Piano Concerto No 3 in C minor, Op 37
composer
1796-1803

Allegro con brio  [17'05]
Largo  [9'00]
Rondo: Allegro  [9'05]

Introduction
One of Beethoven’s earliest sketches for Piano Concerto No 3 in C minor, Op 37, dates from about 1796 and shows him already experimenting with new sonorities, with a prominent motif being allocated to the timpani part, which normally played only an accompanying role in orchestral music at the time. However, little progress was made on the work until 1800, when it was taken up in preparation for a concert that April. Unfortunately it was not completed in time and Beethoven had to substitute a different concerto (probably No 1). He finally completed No 3 in 1803 and at its first performance that year he played the piano part largely from memory as he had still not had time to write it out in full. His page-turner at the premiere, Ignaz von Seyfried, reports having had to turn pages that were largely blank apart from a few hieroglyphs that only Beethoven could read!

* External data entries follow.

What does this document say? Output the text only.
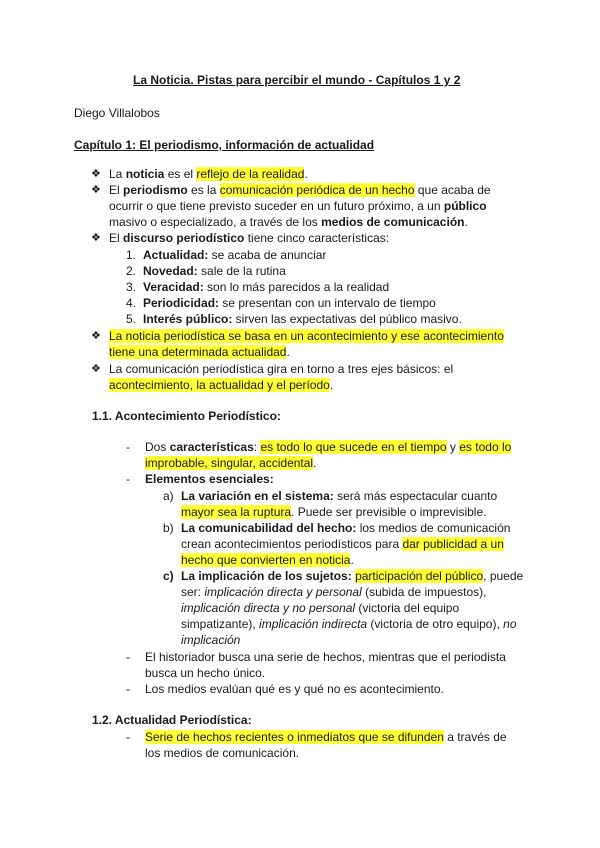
La Noticia. Pistas para percibir el mundo - Capítulos 1 y 2
Diego Villalobos
Capítulo 1: El periodismo, información de actualidad
❖ La noticia es el reflejo de la realidad.
❖ El periodismo es la comunicación periódica de un hecho que acaba de
ocurrir o que tiene previsto suceder en un futuro próximo, a un público
masivo o especializado, a través de los medios de comunicación.
❖ El discurso periodístico tiene cinco características:
1. Actualidad: se acaba de anunciar
2. Novedad: sale de la rutina
3. Veracidad: son lo más parecidos a la realidad
4. Periodicidad: se presentan con un intervalo de tiempo
5. Interés público: sirven las expectativas del público masivo.
❖ La noticia periodística se basa en un acontecimiento y ese acontecimiento
tiene una determinada actualidad.
❖ La comunicación periodística gira en torno a tres ejes básicos: el
acontecimiento, la actualidad y el período.
1.1. Acontecimiento Periodístico:
- Dos características: es todo lo que sucede en el tiempo y es todo lo
improbable, singular, accidental.
- Elementos esenciales:
a) La variación en el sistema: será más espectacular cuanto
mayor sea la ruptura. Puede ser previsible o imprevisible.
b) La comunicabilidad del hecho: los medios de comunicación
crean acontecimientos periodísticos para dar publicidad a un
hecho que convierten en noticia.
c) La implicación de los sujetos: participación del público, puede
ser: implicación directa y personal (subida de impuestos),
implicación directa y no personal (victoria del equipo
simpatizante), implicación indirecta (victoria de otro equipo), no
implicación
- El historiador busca una serie de hechos, mientras que el periodista
busca un hecho único.
- Los medios evalúan qué es y qué no es acontecimiento.
1.2. Actualidad Periodística:
- Serie de hechos recientes o inmediatos que se difunden a través de
los medios de comunicación.
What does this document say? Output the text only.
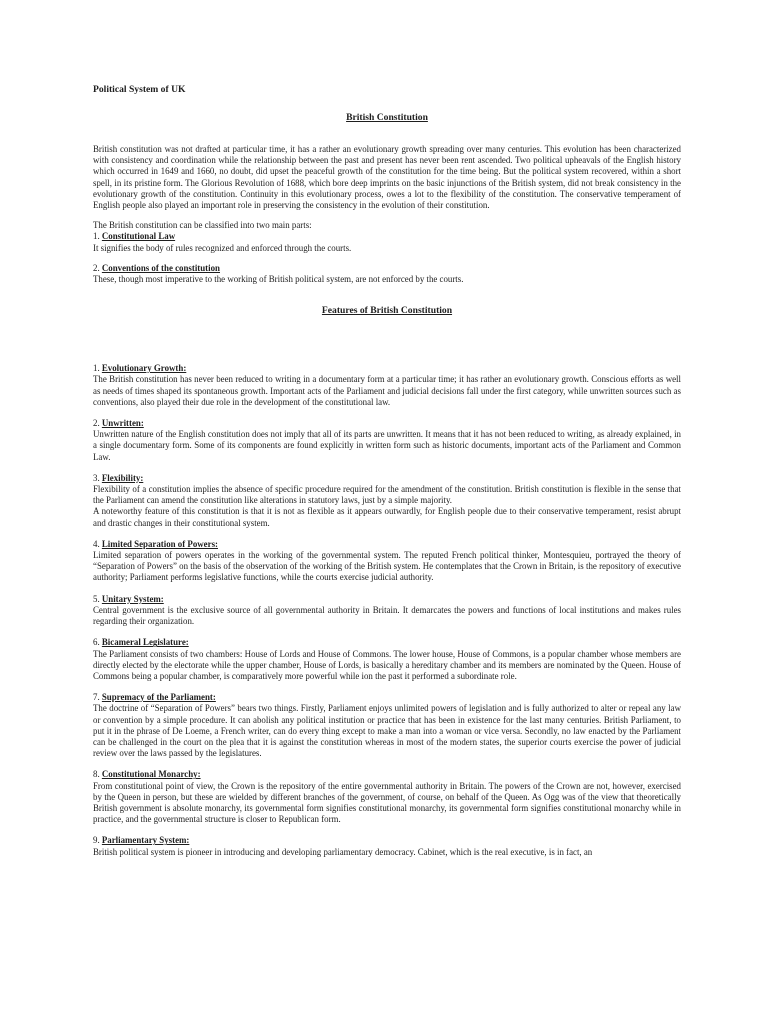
Political System of UK

British Constitution

British constitution was not drafted at particular time, it has a rather an evolutionary growth spreading over many centuries. This evolution has been characterized with consistency and coordination while the relationship between the past and present has never been rent ascended. Two political upheavals of the English history which occurred in 1649 and 1660, no doubt, did upset the peaceful growth of the constitution for the time being. But the political system recovered, within a short spell, in its pristine form. The Glorious Revolution of 1688, which bore deep imprints on the basic injunctions of the British system, did not break consistency in the evolutionary growth of the constitution. Continuity in this evolutionary process, owes a lot to the flexibility of the constitution. The conservative temperament of English people also played an important role in preserving the consistency in the evolution of their constitution.

The British constitution can be classified into two main parts:

1. Constitutional Law

It signifies the body of rules recognized and enforced through the courts.

2. Conventions of the constitution

These, though most imperative to the working of British political system, are not enforced by the courts.

Features of British Constitution

1. Evolutionary Growth:

The British constitution has never been reduced to writing in a documentary form at a particular time; it has rather an evolutionary growth. Conscious efforts as well as needs of times shaped its spontaneous growth. Important acts of the Parliament and judicial decisions fall under the first category, while unwritten sources such as conventions, also played their due role in the development of the constitutional law.

2. Unwritten:

Unwritten nature of the English constitution does not imply that all of its parts are unwritten. It means that it has not been reduced to writing, as already explained, in a single documentary form. Some of its components are found explicitly in written form such as historic documents, important acts of the Parliament and Common Law.

3. Flexibility:

Flexibility of a constitution implies the absence of specific procedure required for the amendment of the constitution. British constitution is flexible in the sense that the Parliament can amend the constitution like alterations in statutory laws, just by a simple majority.

A noteworthy feature of this constitution is that it is not as flexible as it appears outwardly, for English people due to their conservative temperament, resist abrupt and drastic changes in their constitutional system.

4. Limited Separation of Powers:

Limited separation of powers operates in the working of the governmental system. The reputed French political thinker, Montesquieu, portrayed the theory of “Separation of Powers” on the basis of the observation of the working of the British system. He contemplates that the Crown in Britain, is the repository of executive authority; Parliament performs legislative functions, while the courts exercise judicial authority.

5. Unitary System:

Central government is the exclusive source of all governmental authority in Britain. It demarcates the powers and functions of local institutions and makes rules regarding their organization.

6. Bicameral Legislature:

The Parliament consists of two chambers: House of Lords and House of Commons. The lower house, House of Commons, is a popular chamber whose members are directly elected by the electorate while the upper chamber, House of Lords, is basically a hereditary chamber and its members are nominated by the Queen. House of Commons being a popular chamber, is comparatively more powerful while ion the past it performed a subordinate role.

7. Supremacy of the Parliament:

The doctrine of “Separation of Powers” bears two things. Firstly, Parliament enjoys unlimited powers of legislation and is fully authorized to alter or repeal any law or convention by a simple procedure. It can abolish any political institution or practice that has been in existence for the last many centuries. British Parliament, to put it in the phrase of De Loeme, a French writer, can do every thing except to make a man into a woman or vice versa. Secondly, no law enacted by the Parliament can be challenged in the court on the plea that it is against the constitution whereas in most of the modern states, the superior courts exercise the power of judicial review over the laws passed by the legislatures.

8. Constitutional Monarchy:

From constitutional point of view, the Crown is the repository of the entire governmental authority in Britain. The powers of the Crown are not, however, exercised by the Queen in person, but these are wielded by different branches of the government, of course, on behalf of the Queen. As Ogg was of the view that theoretically British government is absolute monarchy, its governmental form signifies constitutional monarchy, its governmental form signifies constitutional monarchy while in practice, and the governmental structure is closer to Republican form.

9. Parliamentary System:

British political system is pioneer in introducing and developing parliamentary democracy. Cabinet, which is the real executive, is in fact, an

Although the first movement is stormy in character, it has a beautifully lyrical second subject and Beethoven cunningly transformed this theme almost beyond recognition to form the main theme of the sublime slow movement. This evokes a completely different and more exalted world, in the remote key of E major, with a reduced orchestra and muted strings. The key of C minor returns in the finale, but there is one brief excursion back to E major, as if recalling that exalted world before the music ends in a blaze of glory, in a triumphant C major.